Sécurité Docker : rootless et isolation

30 min de lecture Apprendre Docker — Chapitre 9

Sécurise tes conteneurs avec le mode rootless, Seccomp et AppArmor pour une isolation maximale.

Un conteneur Docker partage le kernel de l’hôte. C’est sa force — performance, légèreté — mais aussi son talon d’Achille. Si un attaquant s’échappe du conteneur, il atterrit directement sur ta machine. Et si le process tournait en root… c’est game over.

Dans ce cours, tu vas apprendre à verrouiller tes conteneurs avec trois mécanismes complémentaires : le mode rootless, les filtres seccomp et les profils AppArmor. Trois couches de défense qui, combinées, réduisent drastiquement ta surface d’attaque.

Pourquoi la sécurité Docker est non-négociable

Par défaut, Docker est permissif. Le daemon tourne en root, les conteneurs aussi, et rien ne filtre les appels système. C’est pratique pour développer, mais en production c’est une bombe à retardement.

🔥 Cas réel : En 2019, la faille CVE-2019-5736 permettait à un conteneur malveillant d’écraser le binaire runc de l’hôte et d’exécuter du code en root.

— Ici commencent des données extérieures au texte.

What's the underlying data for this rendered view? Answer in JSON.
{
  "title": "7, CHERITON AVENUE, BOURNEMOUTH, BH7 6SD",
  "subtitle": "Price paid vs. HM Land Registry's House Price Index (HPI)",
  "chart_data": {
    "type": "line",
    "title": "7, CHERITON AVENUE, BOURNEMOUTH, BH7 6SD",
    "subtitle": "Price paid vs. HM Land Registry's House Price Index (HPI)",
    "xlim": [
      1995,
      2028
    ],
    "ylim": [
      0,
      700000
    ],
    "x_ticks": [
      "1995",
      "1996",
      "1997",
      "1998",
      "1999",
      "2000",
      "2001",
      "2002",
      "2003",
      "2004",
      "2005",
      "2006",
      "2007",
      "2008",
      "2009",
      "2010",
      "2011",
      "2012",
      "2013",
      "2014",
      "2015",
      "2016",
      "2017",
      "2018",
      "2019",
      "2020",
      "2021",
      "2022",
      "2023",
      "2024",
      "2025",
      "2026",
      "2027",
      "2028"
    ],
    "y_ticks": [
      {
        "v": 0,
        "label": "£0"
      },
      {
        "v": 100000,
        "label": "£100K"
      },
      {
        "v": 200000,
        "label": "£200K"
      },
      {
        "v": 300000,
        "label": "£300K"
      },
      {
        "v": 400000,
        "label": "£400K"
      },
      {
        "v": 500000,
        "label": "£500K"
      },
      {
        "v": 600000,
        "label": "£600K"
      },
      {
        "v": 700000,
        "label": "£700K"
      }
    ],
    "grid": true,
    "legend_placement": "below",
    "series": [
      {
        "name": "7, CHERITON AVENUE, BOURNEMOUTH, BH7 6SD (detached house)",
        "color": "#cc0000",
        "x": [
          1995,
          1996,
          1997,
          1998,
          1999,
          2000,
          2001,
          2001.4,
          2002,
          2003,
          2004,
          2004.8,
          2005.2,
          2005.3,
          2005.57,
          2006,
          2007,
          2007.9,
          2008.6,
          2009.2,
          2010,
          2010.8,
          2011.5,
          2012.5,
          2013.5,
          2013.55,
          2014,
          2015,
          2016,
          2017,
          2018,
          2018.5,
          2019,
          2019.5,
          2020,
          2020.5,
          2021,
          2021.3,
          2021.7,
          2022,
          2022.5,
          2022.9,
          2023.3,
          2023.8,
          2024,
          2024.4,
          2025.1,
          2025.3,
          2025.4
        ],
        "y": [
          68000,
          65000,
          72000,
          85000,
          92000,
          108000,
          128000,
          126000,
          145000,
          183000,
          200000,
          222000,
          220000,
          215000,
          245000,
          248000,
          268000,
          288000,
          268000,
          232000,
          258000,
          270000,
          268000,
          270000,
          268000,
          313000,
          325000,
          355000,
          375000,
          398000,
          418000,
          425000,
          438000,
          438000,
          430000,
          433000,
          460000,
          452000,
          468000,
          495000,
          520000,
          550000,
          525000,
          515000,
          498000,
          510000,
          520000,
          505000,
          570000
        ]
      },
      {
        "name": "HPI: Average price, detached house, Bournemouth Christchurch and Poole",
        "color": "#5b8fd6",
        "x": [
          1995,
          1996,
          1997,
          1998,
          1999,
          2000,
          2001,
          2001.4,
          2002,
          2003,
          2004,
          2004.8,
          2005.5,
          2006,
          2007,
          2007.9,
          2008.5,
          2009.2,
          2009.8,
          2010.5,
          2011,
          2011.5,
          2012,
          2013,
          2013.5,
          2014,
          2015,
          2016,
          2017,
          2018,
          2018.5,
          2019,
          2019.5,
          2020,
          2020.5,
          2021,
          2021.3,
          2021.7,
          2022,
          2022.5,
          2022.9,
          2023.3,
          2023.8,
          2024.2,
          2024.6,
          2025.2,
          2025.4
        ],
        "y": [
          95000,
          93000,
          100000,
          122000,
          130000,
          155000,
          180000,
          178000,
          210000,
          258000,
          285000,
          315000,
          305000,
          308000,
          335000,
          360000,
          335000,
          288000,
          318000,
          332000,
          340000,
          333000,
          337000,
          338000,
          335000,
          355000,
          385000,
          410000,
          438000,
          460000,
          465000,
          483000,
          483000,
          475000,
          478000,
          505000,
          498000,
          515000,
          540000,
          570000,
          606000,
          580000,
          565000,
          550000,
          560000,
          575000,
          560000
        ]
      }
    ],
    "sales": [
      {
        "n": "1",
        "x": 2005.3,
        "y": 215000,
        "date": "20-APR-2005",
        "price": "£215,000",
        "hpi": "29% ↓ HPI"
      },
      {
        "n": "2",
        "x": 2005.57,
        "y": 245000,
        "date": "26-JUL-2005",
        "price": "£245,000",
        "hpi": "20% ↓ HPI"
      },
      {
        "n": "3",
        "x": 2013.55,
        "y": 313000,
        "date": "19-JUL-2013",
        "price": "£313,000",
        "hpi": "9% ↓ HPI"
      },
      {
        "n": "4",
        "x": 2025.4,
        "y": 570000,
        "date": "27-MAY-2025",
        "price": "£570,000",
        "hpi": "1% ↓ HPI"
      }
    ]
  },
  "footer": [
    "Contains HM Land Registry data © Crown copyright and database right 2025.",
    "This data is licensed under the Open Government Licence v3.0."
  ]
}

Toutes les installations Docker non patchées étaient vulnérables. Un simple docker run d’une image piégée suffisait.

Les trois vecteurs d’attaque principaux sont :

  • Escalade de privilèges — un process root dans le conteneur peut exploiter des failles kernel pour atteindre l’hôte
  • Appels système dangereux — sans filtrage, un conteneur peut appeler mount(), reboot() ou kexec_load()
  • Accès aux ressources sensibles — le socket Docker monté (/var/run/docker.sock) donne le contrôle total du daemon

🧠 À retenir : La sécurité Docker, ce n’est pas UN mécanisme. C’est un empilement de couches : image minimale → user non-root → seccomp → AppArmor → réseau isolé → daemon protégé.

Comprendre les trois piliers de l’isolation

Le mode rootless

Le mode rootless fait tourner le daemon Docker sans privilèges root. Le process Docker et tous les conteneurs s’exécutent sous ton utilisateur normal. Même en cas d’évasion, l’attaquant n’a que les droits d’un utilisateur lambda.

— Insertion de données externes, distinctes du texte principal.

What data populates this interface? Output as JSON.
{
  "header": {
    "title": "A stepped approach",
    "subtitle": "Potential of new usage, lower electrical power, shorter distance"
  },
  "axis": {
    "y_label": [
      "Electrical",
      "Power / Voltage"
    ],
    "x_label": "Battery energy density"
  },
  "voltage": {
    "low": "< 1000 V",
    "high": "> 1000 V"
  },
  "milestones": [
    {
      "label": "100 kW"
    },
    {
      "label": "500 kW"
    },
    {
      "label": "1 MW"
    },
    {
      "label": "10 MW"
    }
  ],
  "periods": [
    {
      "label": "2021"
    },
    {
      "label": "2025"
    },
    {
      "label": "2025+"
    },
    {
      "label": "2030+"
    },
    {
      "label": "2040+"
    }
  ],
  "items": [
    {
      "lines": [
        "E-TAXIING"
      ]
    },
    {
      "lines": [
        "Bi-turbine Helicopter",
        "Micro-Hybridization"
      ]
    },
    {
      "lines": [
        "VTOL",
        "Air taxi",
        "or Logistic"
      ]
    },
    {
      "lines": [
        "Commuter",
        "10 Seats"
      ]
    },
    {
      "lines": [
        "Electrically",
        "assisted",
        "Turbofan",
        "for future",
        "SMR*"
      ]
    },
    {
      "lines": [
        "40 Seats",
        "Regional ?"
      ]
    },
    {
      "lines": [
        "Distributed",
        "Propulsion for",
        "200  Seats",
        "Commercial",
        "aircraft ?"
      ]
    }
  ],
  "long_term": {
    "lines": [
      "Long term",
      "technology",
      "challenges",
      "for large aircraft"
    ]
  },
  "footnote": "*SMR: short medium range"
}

Il existe deux approches complémentaires :

  • User namespace remapping (userns-remap) — le daemon reste root, mais le UID 0 dans le conteneur est mappé à un UID élevé (ex: 100000) sur l’hôte
  • Docker Rootless Mode — le daemon lui-même ne tourne plus en root, c’est la solution la plus sûre

Seccomp (Secure Computing Mode)

Seccomp filtre les appels système (syscalls) qu’un conteneur peut exécuter. Docker applique un profil par défaut qui bloque environ 44 syscalls dangereux comme mount, reboot, kexec_load ou unshare. Tu peux créer des profils sur mesure pour n’autoriser que le strict nécessaire.

AppArmor

AppArmor est un module de sécurité Linux qui contrôle l’accès aux ressources : fichiers, réseau, capabilities. Là où seccomp dit “tu ne peux pas appeler mount()”, AppArmor dit “tu ne peux pas lire /etc/shadow”. Les deux sont complémentaires.

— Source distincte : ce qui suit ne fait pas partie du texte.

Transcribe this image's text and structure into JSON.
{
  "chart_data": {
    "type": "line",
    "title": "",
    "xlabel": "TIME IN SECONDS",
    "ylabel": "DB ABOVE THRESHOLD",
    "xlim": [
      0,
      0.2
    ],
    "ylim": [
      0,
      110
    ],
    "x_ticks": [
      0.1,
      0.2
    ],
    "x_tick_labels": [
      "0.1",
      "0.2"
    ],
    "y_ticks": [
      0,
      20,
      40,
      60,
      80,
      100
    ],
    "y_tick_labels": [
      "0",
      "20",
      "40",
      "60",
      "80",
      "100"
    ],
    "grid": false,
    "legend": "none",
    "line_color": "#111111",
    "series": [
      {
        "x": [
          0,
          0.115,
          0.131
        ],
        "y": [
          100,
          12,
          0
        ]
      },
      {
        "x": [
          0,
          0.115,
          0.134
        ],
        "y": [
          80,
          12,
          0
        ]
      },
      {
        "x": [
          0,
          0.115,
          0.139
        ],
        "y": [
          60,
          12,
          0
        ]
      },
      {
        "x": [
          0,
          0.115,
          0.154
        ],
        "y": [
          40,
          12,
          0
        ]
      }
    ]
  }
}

💡 Tip DevOps : Seccomp filtre les actions (syscalls), AppArmor filtre les cibles (fichiers, réseau). Utilise les deux ensemble pour une défense en profondeur.

Commandes essentielles

Commençons par observer le comportement par défaut et configurer le mode rootless. Ce bloc montre la différence entre un conteneur root et un conteneur restreint, puis comment activer le user namespace remapping :

# Conteneur par défaut = root (dangereux)
docker run --rm alpine id
# uid=0(root) gid=0(root)

# Conteneur avec utilisateur non-root (sécurisé)
docker run --rm --user 1000:1000 alpine id
# uid=1000 gid=1000

# Activer le user namespace remapping dans /etc/docker/daemon.json :
# { "userns-remap": "default" }
sudo systemctl restart docker

# Vérifier : root dans le conteneur = UID 100000 sur l'hôte
docker run --rm alpine cat /proc/self/uid_map
# 0     100000      65536

Pour aller plus loin avec le mode rootless complet, installe et configure le daemon sans privilèges :

# Installer les prérequis et le mode rootless
sudo apt-get install -y uidmap dbus-user-session
dockerd-rootless-setuptool.sh install

# Configurer le socket utilisateur
export DOCKER_HOST=unix://$XDG_RUNTIME_DIR/docker.sock
systemctl --user start docker && systemctl --user enable docker

# Survivre au logout
sudo loginctl enable-linger $(whoami)

⚠️ Attention : Le mode rootless a des limitations. Les ports < 1024 nécessitent sysctl net.ipv4.ip_unprivileged_port_start=0, et certains storage drivers ne sont pas supportés.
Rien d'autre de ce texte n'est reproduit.